Abstract
Context
- Differential Privacy (DP) has become the gold standard to ensure that a machine learning model does not memorize its training data.
- DP-SGD is popular for training DNNs with (ε, δ)-DP guarantees by adding noise to clipped gradients. We explore how the noise can increase SGD’s implicit bias (small batch better than large).
- Why? Our ICML “TAN” (https://arxiv.org/abs/2210.03403) paper highlighted a DP-SGD bottleneck: it needs large batches for good privacy guarantees, but this can harm utility. Indeed, performance can decrease with batch size at fixed effective noise
and fixed number of training steps.
How?
- For SGD, the noise structure inherent to stochasticity is known to cause the same implicit bias. Here we observe that Noisy-SGD (DP-SGD w/o clipping = SGD + gaussian) has a similar bias, even with (Big!) isotropic Gaussian noise. On ImageNet with a NF-ResNet, σ/B fixed:
- We thus study the solution of continuous versions of Noisy-SGD for Linear Least Square and Diagonal Linear Network (DLN). DLN is a non-convex toy NN that has properties similar to DNNs.
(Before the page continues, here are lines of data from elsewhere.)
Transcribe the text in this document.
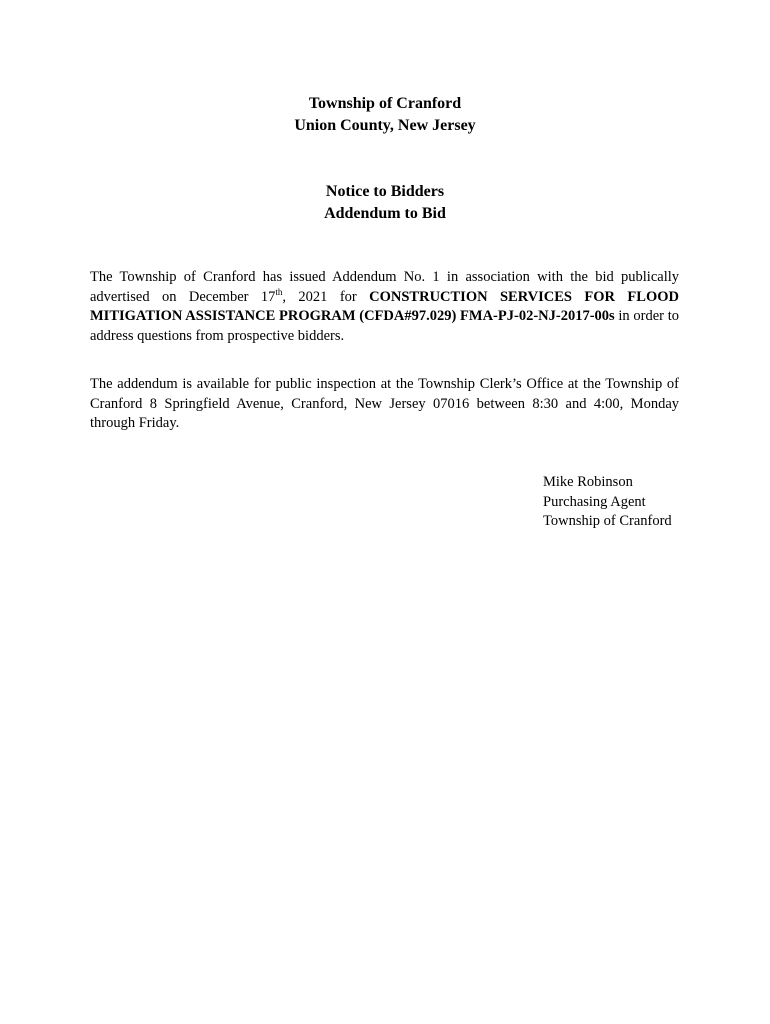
Township of Cranford
Union County, New Jersey
Notice to Bidders
Addendum to Bid
The Township of Cranford has issued Addendum No. 1 in association with the bid publically advertised on December 17th, 2021 for CONSTRUCTION SERVICES FOR FLOOD MITIGATION ASSISTANCE PROGRAM (CFDA#97.029) FMA-PJ-02-NJ-2017-00s in order to address questions from prospective bidders.
The addendum is available for public inspection at the Township Clerk’s Office at the Township of Cranford 8 Springfield Avenue, Cranford, New Jersey 07016 between 8:30 and 4:00, Monday through Friday.
Mike Robinson
Purchasing Agent
Township of Cranford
We derive proofs that the implicit bias can indeed be amplified by the additional noise.
- e.g, for DLN, same setup as (Pesme et al., 2021), we look at a sparse linear regression. Our addition of Gaussian noise disrupts a crucial KKT condition, necessitating a mathematical alternative. We show that Noisy-SGD leads to a solution closer to the sparse ground truth than SGD.
- Disclaimer: Noisy-SGD is used as a DP-SGD substitute but differs from both a privacy and optimization perspective to the DP algorithm due to (1) vanishing noise and (2) non-clipped individual gradients. It is a first approx: see the paper discussion section.
- Future work could leverage methods developed to improve large-batch training in non-private settings to enhance DP-SGD performance.